Some years ago, I arrived at an apartment building in Israel to visit a friend. At the same time, a van arrived and the driver proceeded to unload a fridge which was to be delivered to a resident on the third floor. I stood, aghast, wondering how the driver, a middle-aged Russian oleh, who was not much more than five feet tall, was going to get the fridge up all those stairs in an apartment block without a lift! Could I offer to help? Should I? I would probably do my back in! Before I had a chance to say anything the driver had removed a harness from his cab, and expertly tied it around the fridge and then hauled it on to his back and proceeded to climb the stairs with the fridge on his back!

In his comment on the phrase ol hamitzvot – ‘the yoke of the commandments’ Rav Hirsch (19th century Germany) explains that we tend to think of a yoke as a heavy burden on our shoulders. In fact, it is a light length of wood which helps us carry heavy burdens, much heavier in fact than we could carry without it.

Understood in this way, we can see that our heritage, our Jewish tradition, far from being a heavy burden to bear, in fact helps us to bear much larger burdens. For example, many people have said that the process of a shiva has helped them cope with a bereavement in a way that would have been unthinkable otherwise.

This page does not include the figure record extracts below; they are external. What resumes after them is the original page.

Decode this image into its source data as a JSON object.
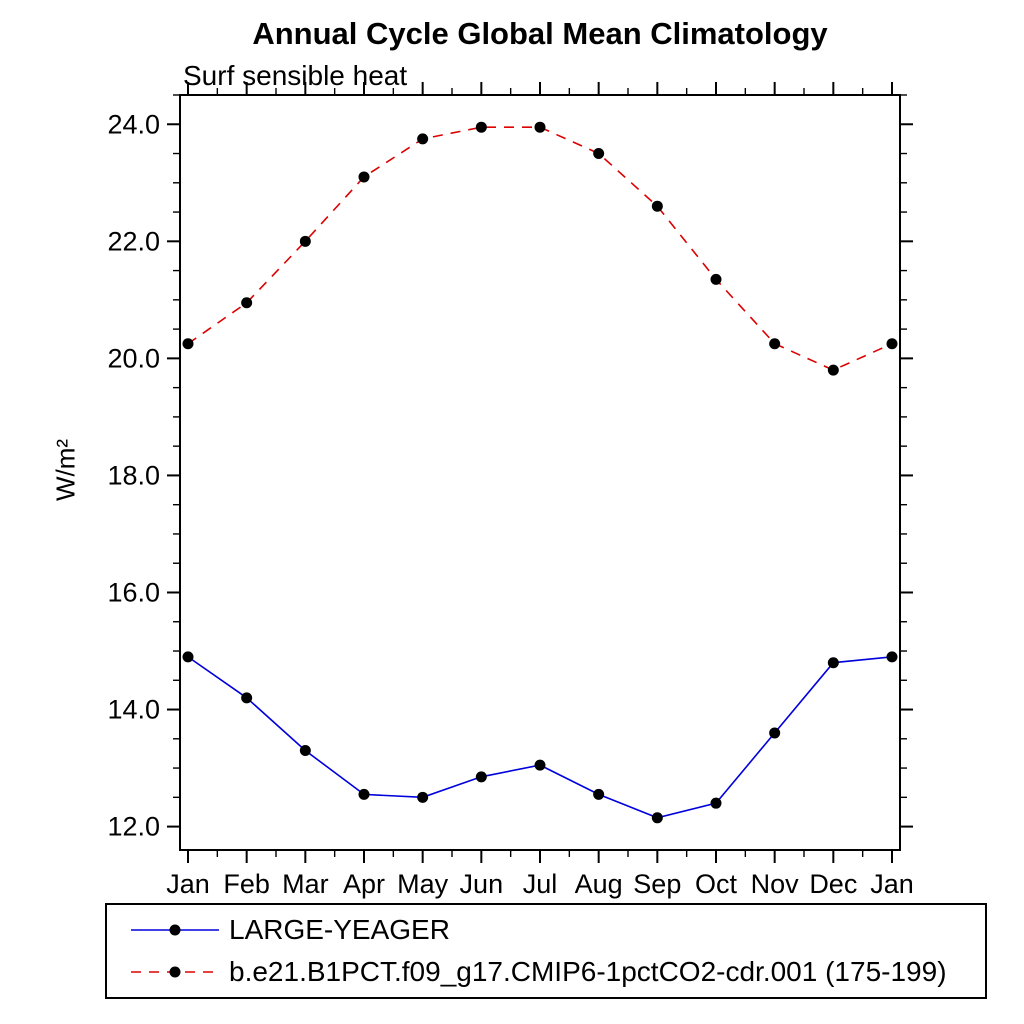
{
  "chart_data": {
    "type": "line",
    "title": "Annual Cycle Global Mean Climatology",
    "subtitle": "Surf sensible heat",
    "xlabel": "",
    "ylabel": "W/m²",
    "categories": [
      "Jan",
      "Feb",
      "Mar",
      "Apr",
      "May",
      "Jun",
      "Jul",
      "Aug",
      "Sep",
      "Oct",
      "Nov",
      "Dec",
      "Jan"
    ],
    "ylim": [
      11.6,
      24.5
    ],
    "yticks": [
      12.0,
      14.0,
      16.0,
      18.0,
      20.0,
      22.0,
      24.0
    ],
    "ytick_labels": [
      "12.0",
      "14.0",
      "16.0",
      "18.0",
      "20.0",
      "22.0",
      "24.0"
    ],
    "minor_tick_interval": 0.5,
    "grid": false,
    "legend_position": "bottom",
    "frame_color": "#000000",
    "marker_color": "#000000",
    "series": [
      {
        "name": "LARGE-YEAGER",
        "color": "#0000dd",
        "style": "solid",
        "marker": "black-dot",
        "values": [
          14.9,
          14.2,
          13.3,
          12.55,
          12.5,
          12.85,
          13.05,
          12.55,
          12.15,
          12.4,
          13.6,
          14.8,
          14.9
        ]
      },
      {
        "name": "b.e21.B1PCT.f09_g17.CMIP6-1pctCO2-cdr.001 (175-199)",
        "color": "#dd0000",
        "style": "dashed",
        "marker": "black-dot",
        "values": [
          20.25,
          20.95,
          22.0,
          23.1,
          23.75,
          23.95,
          23.95,
          23.5,
          22.6,
          21.35,
          20.25,
          19.8,
          20.25
        ]
      }
    ]
  }
}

The source of this idea is a Midrash on this week’s portion. When Moses came down the mountain carrying the two tablets of stone he saw the Israelites worshipping the golden calf. As Moses approached the camp, the letters miraculously ‘flew off’ the stones leaving Moses carrying blank hunks that suddenly became too heavy to bear and he smashed them to the ground. (Midrash Tanchuma) The Midrash is teaching us that it was the words of the commandments, engraved on the stone, that made it possible for Moses to carry the much heavier weight of the tablets. The ongoing existence of the Jewish people, despite the centuries of persecution bears out the truth of this message. Shabbat shalom.